A very common exam question in the chapter of Acids and Bases is to ask for the most acidic proton in a molecule or when comparing two molecules.

So, how do we do this?
If you have already covered and learned the key principles of acids and bases, such as the pK_a value, its relationship to acids, and the effects of hybridization and resonance on acidity, you know that it’s going to be a long discussion touching on ARIO and stuff like that.

However, as always, let’s try to make it simple, at least for starters, and go from there.
The first thing you should do when choosing the most acidic protons is identify those that are connected to heteroatoms (any atoms other than carbon). The good news is that it’s going to be either N, O, or S, as halogens make only one bond in organic chemistry, and there is not much left that is so common in organic chemistry.

Let’s look at these examples – they should be(come) very easy for you in the course of your organic chemistry class:

You should be like, “Well, obviously all the colored protons are more acidic.” And yes, a lot of the time, this is going to be correct because hydrogens on electronegative atoms such as O and N are usually more acidic.

Let’s recall why that is the case. Remember, a strong acid is one that “has no problem losing a proton” because it can successfully stabilize the negative charge formed as a result of this loss.

Now, what is a negative charge? A negative charge is an excess of electron density such that it exceeds the standard bonding number of the atom. We know from general chemistry that electronegative atoms like electrons and therefore, they are generally good at stabilizing the negative charge.

This is essentially the “A” of “ARIO” – the atom that handles the negative charge of the conjugate base.

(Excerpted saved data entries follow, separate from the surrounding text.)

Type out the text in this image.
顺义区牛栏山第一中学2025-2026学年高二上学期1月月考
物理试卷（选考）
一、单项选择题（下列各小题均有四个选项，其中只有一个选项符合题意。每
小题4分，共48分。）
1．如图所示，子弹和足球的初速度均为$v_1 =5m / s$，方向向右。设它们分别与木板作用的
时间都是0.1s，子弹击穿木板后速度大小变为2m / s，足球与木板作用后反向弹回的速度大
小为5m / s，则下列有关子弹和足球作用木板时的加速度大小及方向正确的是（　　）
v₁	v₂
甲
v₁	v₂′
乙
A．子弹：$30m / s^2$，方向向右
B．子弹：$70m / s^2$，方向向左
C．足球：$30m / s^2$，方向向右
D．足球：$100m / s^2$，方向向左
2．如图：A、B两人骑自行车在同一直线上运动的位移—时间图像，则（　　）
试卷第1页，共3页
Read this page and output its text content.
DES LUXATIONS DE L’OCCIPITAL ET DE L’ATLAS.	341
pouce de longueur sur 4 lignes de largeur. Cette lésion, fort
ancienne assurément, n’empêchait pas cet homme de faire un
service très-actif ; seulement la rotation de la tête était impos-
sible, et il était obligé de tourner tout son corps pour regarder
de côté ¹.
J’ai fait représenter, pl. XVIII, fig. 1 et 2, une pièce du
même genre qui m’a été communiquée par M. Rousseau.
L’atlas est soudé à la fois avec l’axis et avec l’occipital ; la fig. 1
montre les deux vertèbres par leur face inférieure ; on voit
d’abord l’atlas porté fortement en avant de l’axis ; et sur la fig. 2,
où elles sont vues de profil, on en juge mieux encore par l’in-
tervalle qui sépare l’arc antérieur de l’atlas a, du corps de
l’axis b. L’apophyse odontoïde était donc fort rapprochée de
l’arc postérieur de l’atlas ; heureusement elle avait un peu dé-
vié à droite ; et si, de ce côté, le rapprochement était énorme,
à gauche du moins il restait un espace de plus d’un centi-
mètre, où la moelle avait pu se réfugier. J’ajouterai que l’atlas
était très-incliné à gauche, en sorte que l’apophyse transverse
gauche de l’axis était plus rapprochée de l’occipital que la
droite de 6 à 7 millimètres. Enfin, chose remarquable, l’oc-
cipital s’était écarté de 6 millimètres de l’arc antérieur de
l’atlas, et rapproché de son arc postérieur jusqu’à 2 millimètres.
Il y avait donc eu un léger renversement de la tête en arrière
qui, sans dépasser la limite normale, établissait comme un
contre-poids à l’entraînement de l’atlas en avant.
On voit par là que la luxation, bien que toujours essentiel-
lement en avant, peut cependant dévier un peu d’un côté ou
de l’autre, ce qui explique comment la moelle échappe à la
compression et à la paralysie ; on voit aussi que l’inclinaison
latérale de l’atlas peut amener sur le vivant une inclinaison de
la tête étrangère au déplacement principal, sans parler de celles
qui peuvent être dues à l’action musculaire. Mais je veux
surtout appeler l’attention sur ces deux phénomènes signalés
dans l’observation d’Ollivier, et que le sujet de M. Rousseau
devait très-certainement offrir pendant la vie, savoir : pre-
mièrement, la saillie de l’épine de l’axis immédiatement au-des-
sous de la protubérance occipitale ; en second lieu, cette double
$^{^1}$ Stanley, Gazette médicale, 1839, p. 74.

For example, if we compare the acidity of an alcohol with an amine, that would be a less obvious comparison; however, the idea is the same:

Oxygen is more electronegative than nitrogen, and it stabilizes the negative charge better; thus, alcohols are stronger acids than amines.

So, as a general trend, let’s remember that the acidity of H–A increases as the electronegativity of A increases, going from left to right in the periodic table:

Charge and Acidity

Most or a significant portion of the examples we discuss for understanding the acidity of protons are on neutral molecules. However, there are common protonated species in organic chemistry that play important roles in many chemical and biological processes. For example, the protonated forms of amines in amino acids and elsewhere, alcohols, and last but not least, water. We all know the hydronium ion (H₃O⁺) and how scientifically more acidic it is than water:

So, the general trend is that protonated species tend to be a lot more acidic than their neutral counterparts. This is intuitive, isn’t it? Why would a molecule want to be protonated? Remember, when discussing major and minor resonance contributors, we said that neutral species are more stable.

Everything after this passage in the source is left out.